Je veux témoigner de ce que j’ai vécu pour que ces histoires ne tombent pas dans l’oubli, pour que les souffrances causées soient reconnues et que cela ne se reproduise plus.
J’avais 7 ans quand cela m’est arrivé. Incompréhension totale, puis honte, culpabilité, silence et désespoir grandissant. Depuis, cet événement et ses conséquences m’ont souvent encombrée et ont assombri mon existence bien des fois. Ils font partie de mon histoire oui, mais ils ont pris beaucoup trop de place dans ma vie.
Un grand nombre d’années se sont écoulées, puis j’ai entendu parler de l’inirr. L’espoir est né en moi d’être crue, d’être reconnue, et de me relever, enfin. J’ai commencé à faire des recherches pour savoir qui pouvait être ce prêtre, et pour savoir aussi s’il y avait eu d’autres victimes à cette période-là, dans cette paroisse-là. Mais cela n’a rien donné de clair et de précis.
[Quand je regarde les conséquences que cet événement a eu sur ma vie, je suis très en colère. Quand je regarde un film ou un documentaire sur ce sujet, je suis encore triste et encore en colère. Ce qui me vient alors à l’esprit, c’est que je veux que le monde sache ce qui s’est passé, ce que ces prêtres abuseurs dans la toute-puissance ont fait à des enfants innocents. Je veux que le monde entier sache ce que cette institution a passé sous silence et a laissé faire pendant des années. Je veux que tous ces abus soient inscrits dans l’histoire de l’Église et qu’enfin, la honte et la culpabilité changent de camp.]
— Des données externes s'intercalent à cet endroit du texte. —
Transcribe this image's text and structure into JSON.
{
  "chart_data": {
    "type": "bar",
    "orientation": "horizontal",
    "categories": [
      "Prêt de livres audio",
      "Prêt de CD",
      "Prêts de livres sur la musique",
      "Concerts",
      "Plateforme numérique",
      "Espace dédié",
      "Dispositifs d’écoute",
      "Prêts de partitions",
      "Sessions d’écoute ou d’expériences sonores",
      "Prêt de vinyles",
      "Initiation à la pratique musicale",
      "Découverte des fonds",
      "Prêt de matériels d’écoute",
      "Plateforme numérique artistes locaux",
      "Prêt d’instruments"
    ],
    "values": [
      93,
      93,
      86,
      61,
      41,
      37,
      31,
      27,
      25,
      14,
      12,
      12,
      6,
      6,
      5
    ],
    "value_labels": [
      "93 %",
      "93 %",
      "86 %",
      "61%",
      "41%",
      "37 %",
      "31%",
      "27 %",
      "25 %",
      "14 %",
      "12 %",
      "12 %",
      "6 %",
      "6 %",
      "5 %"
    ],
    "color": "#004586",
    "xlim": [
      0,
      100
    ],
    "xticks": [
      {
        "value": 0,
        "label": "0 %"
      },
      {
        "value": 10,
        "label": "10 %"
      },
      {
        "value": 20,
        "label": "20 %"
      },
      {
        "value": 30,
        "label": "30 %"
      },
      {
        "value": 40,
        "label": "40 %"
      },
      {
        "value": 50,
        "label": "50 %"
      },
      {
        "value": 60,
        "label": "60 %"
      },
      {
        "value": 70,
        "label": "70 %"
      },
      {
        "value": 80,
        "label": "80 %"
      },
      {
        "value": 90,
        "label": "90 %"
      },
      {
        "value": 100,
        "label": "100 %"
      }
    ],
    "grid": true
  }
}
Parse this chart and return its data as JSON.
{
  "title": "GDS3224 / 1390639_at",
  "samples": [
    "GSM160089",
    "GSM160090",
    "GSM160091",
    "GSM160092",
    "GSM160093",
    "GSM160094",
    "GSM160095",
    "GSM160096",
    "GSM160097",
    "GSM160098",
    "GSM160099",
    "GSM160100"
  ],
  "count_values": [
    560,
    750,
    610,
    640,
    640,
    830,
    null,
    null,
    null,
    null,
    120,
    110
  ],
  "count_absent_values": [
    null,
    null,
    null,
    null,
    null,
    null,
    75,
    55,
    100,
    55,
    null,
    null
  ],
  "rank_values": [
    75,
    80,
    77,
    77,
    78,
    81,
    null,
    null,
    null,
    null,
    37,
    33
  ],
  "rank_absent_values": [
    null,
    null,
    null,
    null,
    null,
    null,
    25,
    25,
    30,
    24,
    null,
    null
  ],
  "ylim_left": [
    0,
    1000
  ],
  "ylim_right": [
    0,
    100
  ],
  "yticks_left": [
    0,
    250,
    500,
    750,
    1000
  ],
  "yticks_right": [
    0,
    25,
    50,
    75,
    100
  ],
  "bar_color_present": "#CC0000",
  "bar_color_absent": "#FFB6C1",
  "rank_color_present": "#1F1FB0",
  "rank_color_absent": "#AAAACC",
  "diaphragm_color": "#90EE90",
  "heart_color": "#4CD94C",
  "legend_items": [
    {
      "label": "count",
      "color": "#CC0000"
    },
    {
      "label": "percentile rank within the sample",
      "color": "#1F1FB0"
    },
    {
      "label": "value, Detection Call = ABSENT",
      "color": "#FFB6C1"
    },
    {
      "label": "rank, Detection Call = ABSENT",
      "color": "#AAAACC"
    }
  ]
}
Ma démarche auprès de l’inirr, accompagnée par ma référente, m’a beaucoup remuée, bousculée, et déplacée. J’ai bien failli abandonner avant même de commencer. Revenir sur cet événement et sur ce que j’avais vécu ensuite me semblait si difficile. Et ça l’a été. Mais avec l’aide de ma thérapeute et de ma référente, je me suis sentie boostée pour avancer, pour aller jusqu’au bout de ce travail. Car c’est un vrai travail.
Ma plus grande peur était de ne pas être crue, de ne pas être entendue. J’ai toujours pensé qu’on ne me croirait pas. Trop petite pour comprendre ce qui s’était passé, ne pouvant pas mettre de mots sur cet événement, je m’étais tue. S’en était suivie une distance avec les autres, un isolement, et le sentiment d’être différente et marginale. Je me croyais folle. Plus tard, adulte, lorsque j’ai osé en parler, j’ai entendu des choses comme : « Tu étais une allumeuse », ou encore : « Je ne peux pas croire qu’un homme de ce statut ait fait ça. » Quelle déception et que de colère en moi ! Le déni de mon entourage, de mes parents surtout, me confirmait qu’on ne me croirait pas…
Mais dès le premier entretien avec les personnes de la cellule de Nantes, je me suis sentie accueillie, prise en compte et crue. La même peur (celle de ne pas être crue) m’a envahie bien avant de commencer les entretiens avec ma référente. Mais elle m’a écoutée, accompagnée, avec beaucoup d’attention, de bienveillance, de respect et de patience.
Être crue et reconnue enfin ! Être écoutée et prise en compte me permet de me sentir exister, de me sentir vivante et de retrouver la dignité perdue pendant si longtemps.
Et au moins, avec ma démarche auprès de l’inirr, je fais quelque chose pour me défendre, pour me battre et sortir du silence et de la culpabilité. J’agis enfin pour moi et pour les autres peut-être aussi, pour toutes celles et tous ceux qui n’osent pas parler, qui n’osent pas témoigner. Je l’espère en tous cas.
Cet événement et ses conséquences sont inscrits en moi bien sûr, je sais qu’ils ne s’effaceront pas. Ils font partie intégrante de ma vie, mais ils ne prennent plus toute la place. Ce travail m’a permis de comprendre et d’accepter des moments de mon histoire. C’est comme un puzzle dont les morceaux trouveraient leur juste place. Ma démarche a changé mon regard sur ce que j’ai vécu et va me permettre, je l’espère, d’avancer et d’ouvrir des portes restées trop longtemps fermées.
Je me sens pleine de gratitude pour toutes les personnes qui m’ont accompagnée et soutenue tout au long de ma démarche.